One senior government official confirmed ministers were considering replacing the revenue cap with an extended levy, but insisted “no decisions have been taken”. The possible widening of the EPL to include electricity generators was first reported by the Daily Telegraph.
Hunt and Sunak are also looking at a potential increase and extension of the levy beyond is expiry date of December 2025. The levy raised oil and gas producers’ headline tax rate to 65 per cent from 40 per cent previously when it was introduced in May.

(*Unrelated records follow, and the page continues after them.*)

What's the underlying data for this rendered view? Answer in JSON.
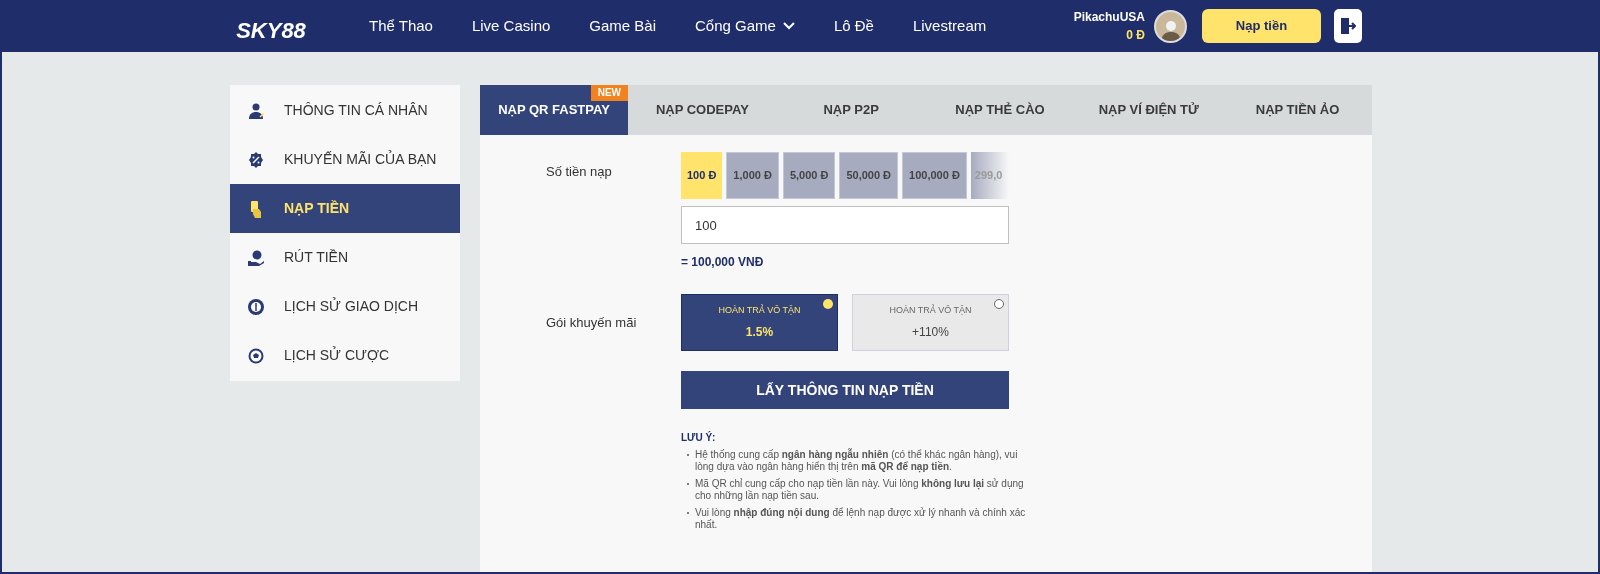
{
  "header": {
    "logo": "SKY88",
    "nav": [
      {
        "label": "Thể Thao",
        "dropdown": false
      },
      {
        "label": "Live Casino",
        "dropdown": false
      },
      {
        "label": "Game Bài",
        "dropdown": false
      },
      {
        "label": "Cổng Game",
        "dropdown": true
      },
      {
        "label": "Lô Đề",
        "dropdown": false
      },
      {
        "label": "Livestream",
        "dropdown": false
      }
    ],
    "username": "PikachuUSA",
    "balance": "0 Đ",
    "deposit_button": "Nạp tiền"
  },
  "sidebar": {
    "items": [
      {
        "label": "THÔNG TIN CÁ NHÂN",
        "kind": "user",
        "selected": false
      },
      {
        "label": "KHUYẾN MÃI CỦA BẠN",
        "kind": "percent",
        "selected": false
      },
      {
        "label": "NẠP TIỀN",
        "kind": "hand",
        "selected": true
      },
      {
        "label": "RÚT TIỀN",
        "kind": "withdraw",
        "selected": false
      },
      {
        "label": "LỊCH SỬ GIAO DỊCH",
        "kind": "history",
        "selected": false
      },
      {
        "label": "LỊCH SỬ CƯỢC",
        "kind": "ball",
        "selected": false
      }
    ]
  },
  "tabs": [
    {
      "label": "NẠP QR FASTPAY",
      "selected": true,
      "badge": "NEW"
    },
    {
      "label": "NẠP CODEPAY",
      "selected": false
    },
    {
      "label": "NẠP P2P",
      "selected": false
    },
    {
      "label": "NẠP THẺ CÀO",
      "selected": false
    },
    {
      "label": "NẠP VÍ ĐIỆN TỬ",
      "selected": false
    },
    {
      "label": "NẠP TIỀN ẢO",
      "selected": false
    }
  ],
  "amount": {
    "label": "Số tiền nạp",
    "chips": [
      {
        "label": "100 Đ",
        "selected": true
      },
      {
        "label": "1,000 Đ",
        "selected": false
      },
      {
        "label": "5,000 Đ",
        "selected": false
      },
      {
        "label": "50,000 Đ",
        "selected": false
      },
      {
        "label": "100,000 Đ",
        "selected": false
      },
      {
        "label": "299,0",
        "selected": false
      }
    ],
    "value": "100",
    "converted": "= 100,000 VNĐ"
  },
  "promotion": {
    "label": "Gói khuyến mãi",
    "options": [
      {
        "title": "HOÀN TRẢ VÔ TẬN",
        "value": "1.5%",
        "selected": true
      },
      {
        "title": "HOÀN TRẢ VÔ TẬN",
        "value": "+110%",
        "selected": false
      }
    ]
  },
  "submit_button": "LẤY THÔNG TIN NẠP TIỀN",
  "notes": {
    "title": "LƯU Ý:",
    "items": [
      "Hệ thống cung cấp **ngân hàng ngẫu nhiên** (có thể khác ngân hàng), vui lòng dựa vào ngân hàng hiển thị trên **mã QR để nạp tiền**.",
      "Mã QR chỉ cung cấp cho nạp tiền lần này. Vui lòng **không lưu lại** sử dụng cho những lần nạp tiền sau.",
      "Vui lòng **nhập đúng nội dung** để lệnh nạp được xử lý nhanh và chính xác nhất."
    ]
  }
}
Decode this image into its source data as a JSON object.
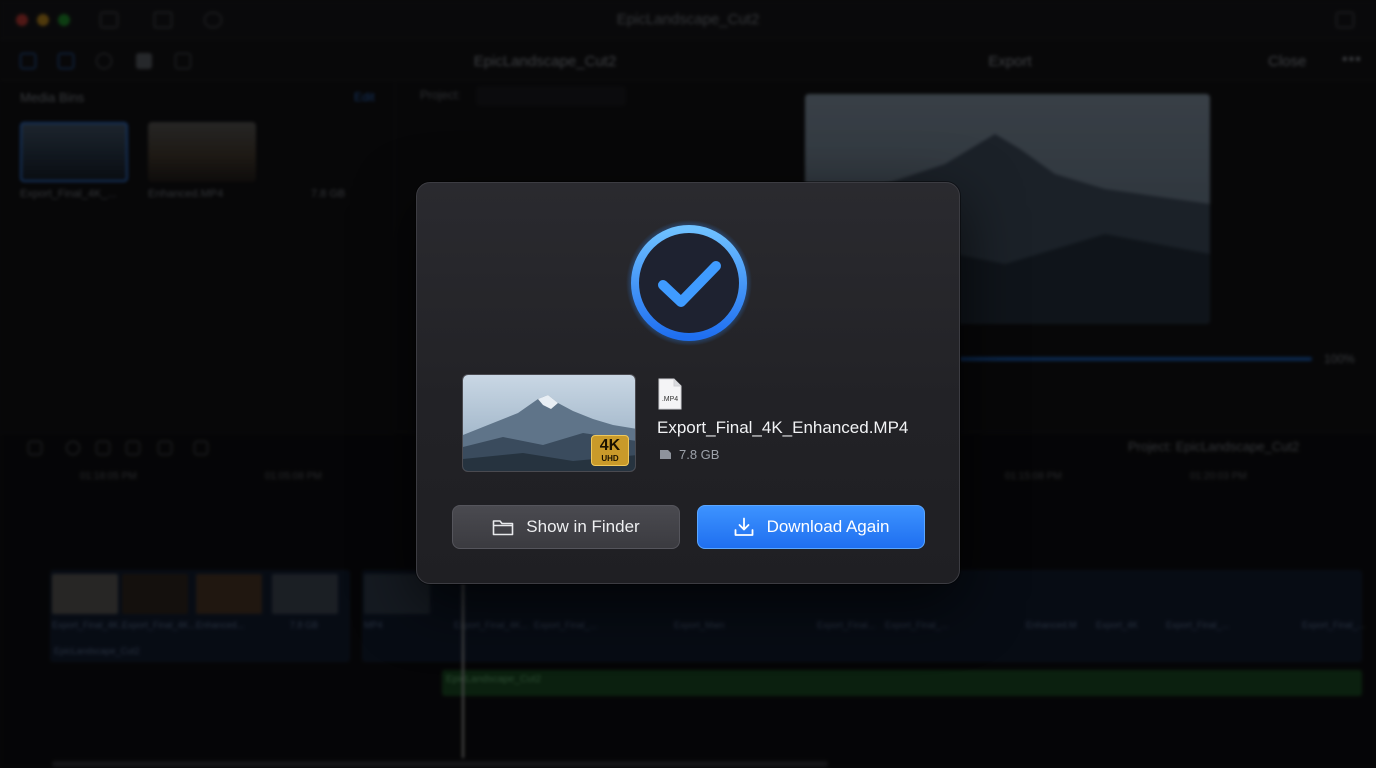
{
  "window": {
    "title": "EpicLandscape_Cut2"
  },
  "toolbar": {
    "project_title": "EpicLandscape_Cut2",
    "export_title": "Export",
    "close_label": "Close"
  },
  "media_bins": {
    "title": "Media Bins",
    "edit_label": "Edit",
    "items": [
      {
        "caption": "Export_Final_4K_..."
      },
      {
        "caption": "Enhanced.MP4"
      },
      {
        "caption": "7.8 GB"
      }
    ]
  },
  "project_label": "Project:",
  "viewer": {
    "progress_percent": 100,
    "progress_label": "100%"
  },
  "timeline": {
    "project_label": "Project:",
    "project_name": "EpicLandscape_Cut2",
    "ruler": [
      "01:18:05 PM",
      "01:05:08 PM",
      "01:15:08 PM",
      "01:20:03 PM"
    ],
    "track_name": "EpicLandscape_Cut2",
    "audio_label": "EpicLandscape_Cut2",
    "clip_labels": [
      "Export_Final_4K...",
      "Export_Final_4K...",
      "Enhanced...",
      "7.8 GB",
      "MP4",
      "Export_Final_4K...",
      "Export_Final_...",
      "Export_Main",
      "Export_Final...",
      "Export_Final_...",
      "Enhanced.M",
      "Export_4K",
      "Export_Final_...",
      "Export_Final_..."
    ]
  },
  "modal": {
    "status_icon": "checkmark-circle-icon",
    "thumbnail_badge_top": "4K",
    "thumbnail_badge_bottom": "UHD",
    "file_icon_label": ".MP4",
    "file_name": "Export_Final_4K_Enhanced.MP4",
    "file_size": "7.8 GB",
    "show_in_finder_label": "Show in Finder",
    "download_again_label": "Download Again"
  },
  "colors": {
    "accent": "#1f6ff0",
    "accent_glow": "#2f8bff",
    "badge_gold": "#c99a2a",
    "modal_bg": "#242428"
  }
}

Meanwhile, the owner of several fracking licences has threatened the UK government with possible legal action after Sunak this week reinstated a moratorium in England on the shale gas extraction technique — reversing another of his predecessor’s flagship energy policies.
London-listed IGas Energy, which owns shale gas licences in Lincolnshire, Nottinghamshire and South Yorkshire, called the government’s fracking U-turn “totally unwarranted” and said it would “reserve the right to pursue any legal process available to us to recover the losses that we have incurred”.
Fracking companies were blindsided when Sunak told the House of Commons earlier this week that he would stand by a 2019 Conservative party manifesto pledge to effectively ban fracking “unless the science shows categorically that it can be done safely”.
The moratorium in England had been lifted just over a month earlier by Truss, who had claimed shale gas could be flowing “in as soon as six months” to boost Britain’s domestic energy supplies.
Shares in IGas Energy have lost more than 30 per cent since the announcement, while those of Egdon Resources, another fracking hopeful, fell more than 28 per cent.
IGas’s interim executive chair Chris Hopkinson on Friday said the company and its shareholders had invested “significant sums” in the development of shale gas both before the moratorium was originally introduced in 2019, “and again during this political debacle”.
The company would not disclose the extent of its losses but one person familiar with the industry suggested sector-wide they could amount to £500mn.